Além de colocar em xeque o fazer poético, o avanço tecnológico também coloca em xeque o fazer pedagógico, pelos mesmos motivos. A escritura expandida, que engloba tanto signos imagéticos como sonoros em expansão, influencia todos os processos de produção, comunicação, recepção, interpretação e assimilação de informações ou de conhecimento, quer seja na poesia, quer seja na educação.

Com isso, passamos a entender melhor que todo produto de uma operação hipermidiática tem sua origem nos processos de construção literária, bem como na sua característica de escritura, uma vez que seu modelo matemático no processo de simulação vai se expandindo – tanto na literatura como na hipermídia – tentando ocupar, cada vez mais, nos ambientes virtuais, uma escritura em movimento, sem começo, meio e fim, sem emissor e receptor predeterminado, sendo esta uma escritura de síntese digital, portadora de uma quase inteligência artificial. (AZEVEDO W., 2009, p. 42)

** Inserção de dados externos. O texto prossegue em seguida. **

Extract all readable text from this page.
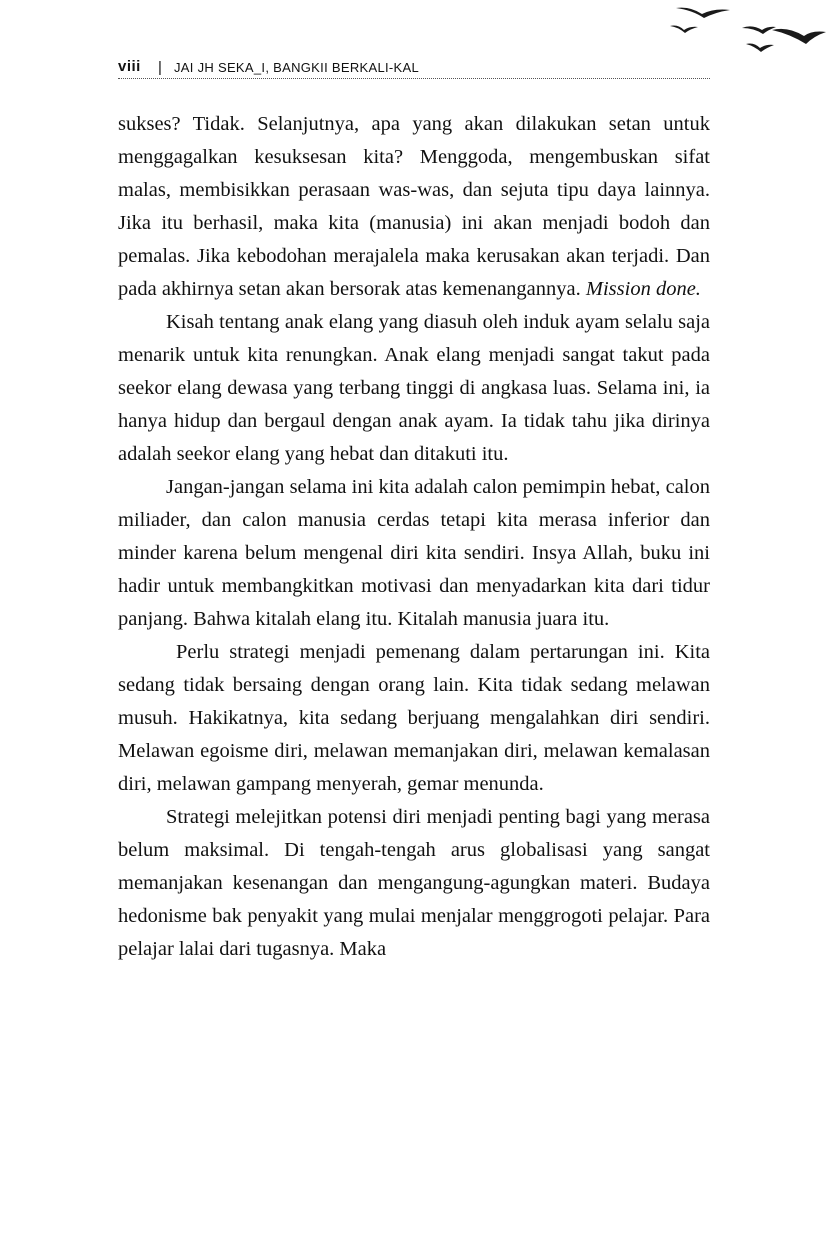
viii | JAI JH SEKA_I, BANGKII BERKALI-KAL

sukses? Tidak. Selanjutnya, apa yang akan dilakukan setan untuk menggagalkan kesuksesan kita? Menggoda, mengembuskan sifat malas, membisikkan perasaan was-was, dan sejuta tipu daya lainnya. Jika itu berhasil, maka kita (manusia) ini akan menjadi bodoh dan pemalas. Jika kebodohan merajalela maka kerusakan akan terjadi. Dan pada akhirnya setan akan bersorak atas kemenangannya. Mission done.

Kisah tentang anak elang yang diasuh oleh induk ayam selalu saja menarik untuk kita renungkan. Anak elang menjadi sangat takut pada seekor elang dewasa yang terbang tinggi di angkasa luas. Selama ini, ia hanya hidup dan bergaul dengan anak ayam. Ia tidak tahu jika dirinya adalah seekor elang yang hebat dan ditakuti itu.

Jangan-jangan selama ini kita adalah calon pemimpin hebat, calon miliader, dan calon manusia cerdas tetapi kita merasa inferior dan minder karena belum mengenal diri kita sendiri. Insya Allah, buku ini hadir untuk membangkitkan motivasi dan menyadarkan kita dari tidur panjang. Bahwa kitalah elang itu. Kitalah manusia juara itu.

Perlu strategi menjadi pemenang dalam pertarungan ini. Kita sedang tidak bersaing dengan orang lain. Kita tidak sedang melawan musuh. Hakikatnya, kita sedang berjuang mengalahkan diri sendiri. Melawan egoisme diri, melawan memanjakan diri, melawan kemalasan diri, melawan gampang menyerah, gemar menunda.

Strategi melejitkan potensi diri menjadi penting bagi yang merasa belum maksimal. Di tengah-tengah arus globalisasi yang sangat memanjakan kesenangan dan mengangung-agungkan materi. Budaya hedonisme bak penyakit yang mulai menjalar menggrogoti pelajar. Para pelajar lalai dari tugasnya. Maka
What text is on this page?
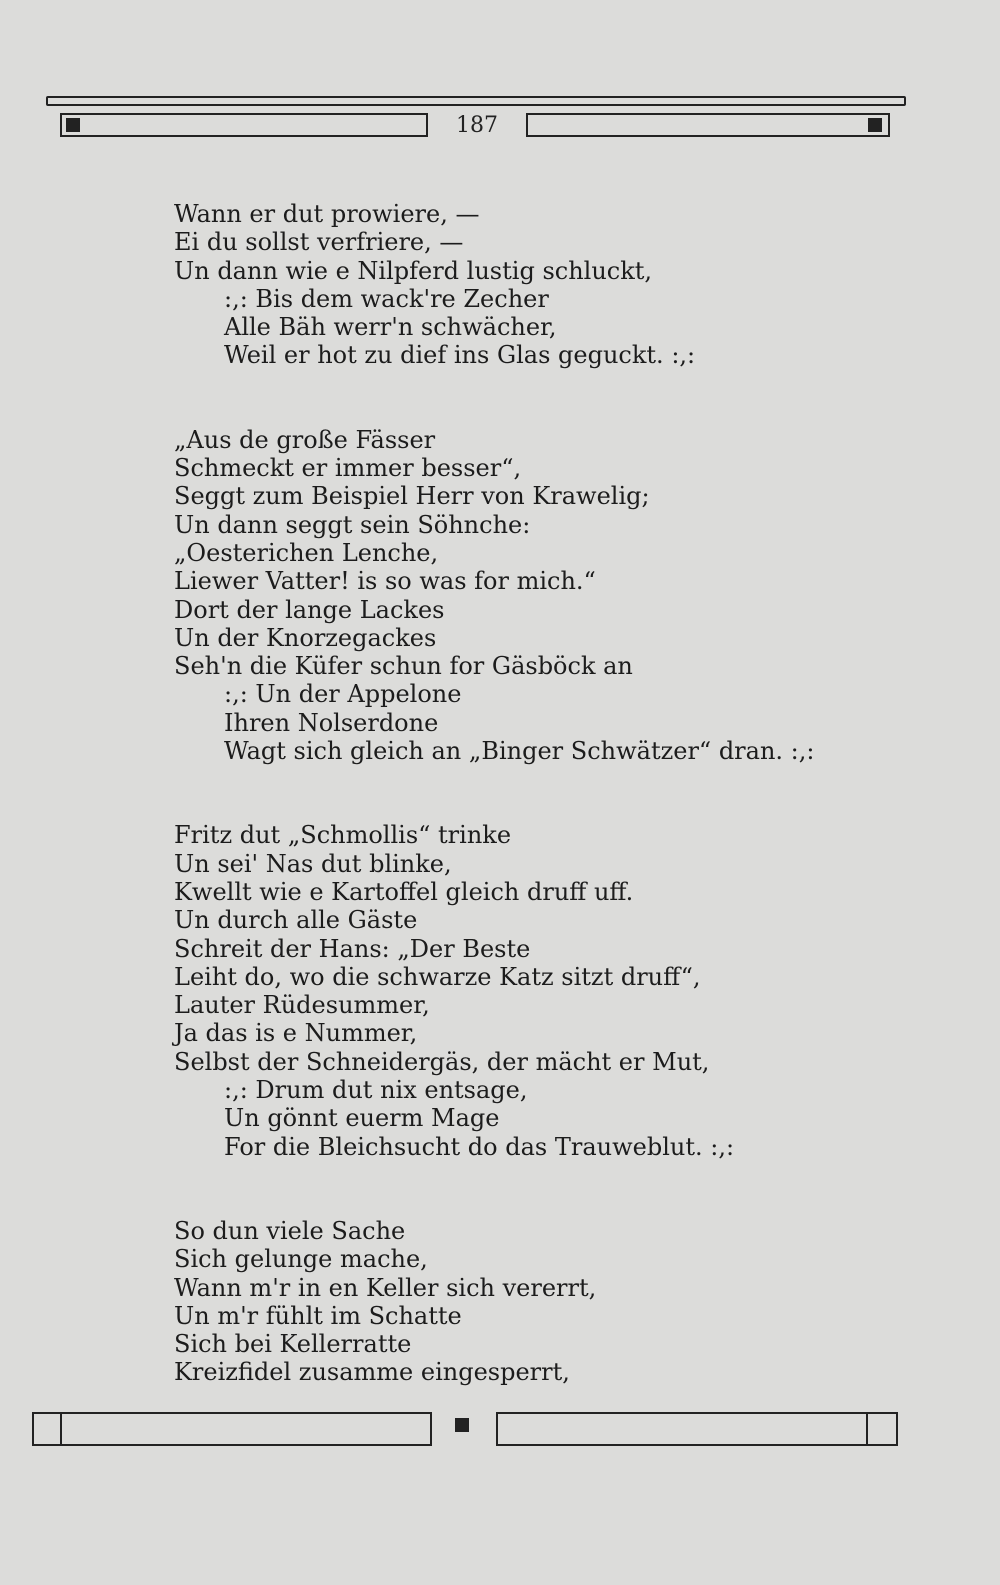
187
Wann er dut prowiere, —
Ei du sollst verfriere, —
Un dann wie e Nilpferd lustig schluckt,
:,: Bis dem wack're Zecher
Alle Bäh werr'n schwächer,
Weil er hot zu dief ins Glas geguckt. :,:
„Aus de große Fässer
Schmeckt er immer besser“,
Seggt zum Beispiel Herr von Krawelig;
Un dann seggt sein Söhnche:
„Oesterichen Lenche,
Liewer Vatter! is so was for mich.“
Dort der lange Lackes
Un der Knorzegackes
Seh'n die Küfer schun for Gäsböck an
:,: Un der Appelone
Ihren Nolserdone
Wagt sich gleich an „Binger Schwätzer“ dran. :,:
Fritz dut „Schmollis“ trinke
Un sei' Nas dut blinke,
Kwellt wie e Kartoffel gleich druff uff.
Un durch alle Gäste
Schreit der Hans: „Der Beste
Leiht do, wo die schwarze Katz sitzt druff“,
Lauter Rüdesummer,
Ja das is e Nummer,
Selbst der Schneidergäs, der mächt er Mut,
:,: Drum dut nix entsage,
Un gönnt euerm Mage
For die Bleichsucht do das Trauweblut. :,:
So dun viele Sache
Sich gelunge mache,
Wann m'r in en Keller sich vererrt,
Un m'r fühlt im Schatte
Sich bei Kellerratte
Kreizfidel zusamme eingesperrt,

Nesta última afirmação, Azevedo W. adianta aquilo que talvez esteja na base da construção da chamada inteligência coletiva, ou seja, uma inteligência fluida, que não explicita começo, meio ou fim, pois se constitui da soma mais do que aritmética das inteligências de todos os seus cocriadores conectados em rede e se utilizando de uma escritura expandida para se comunicar ou significar sua participação.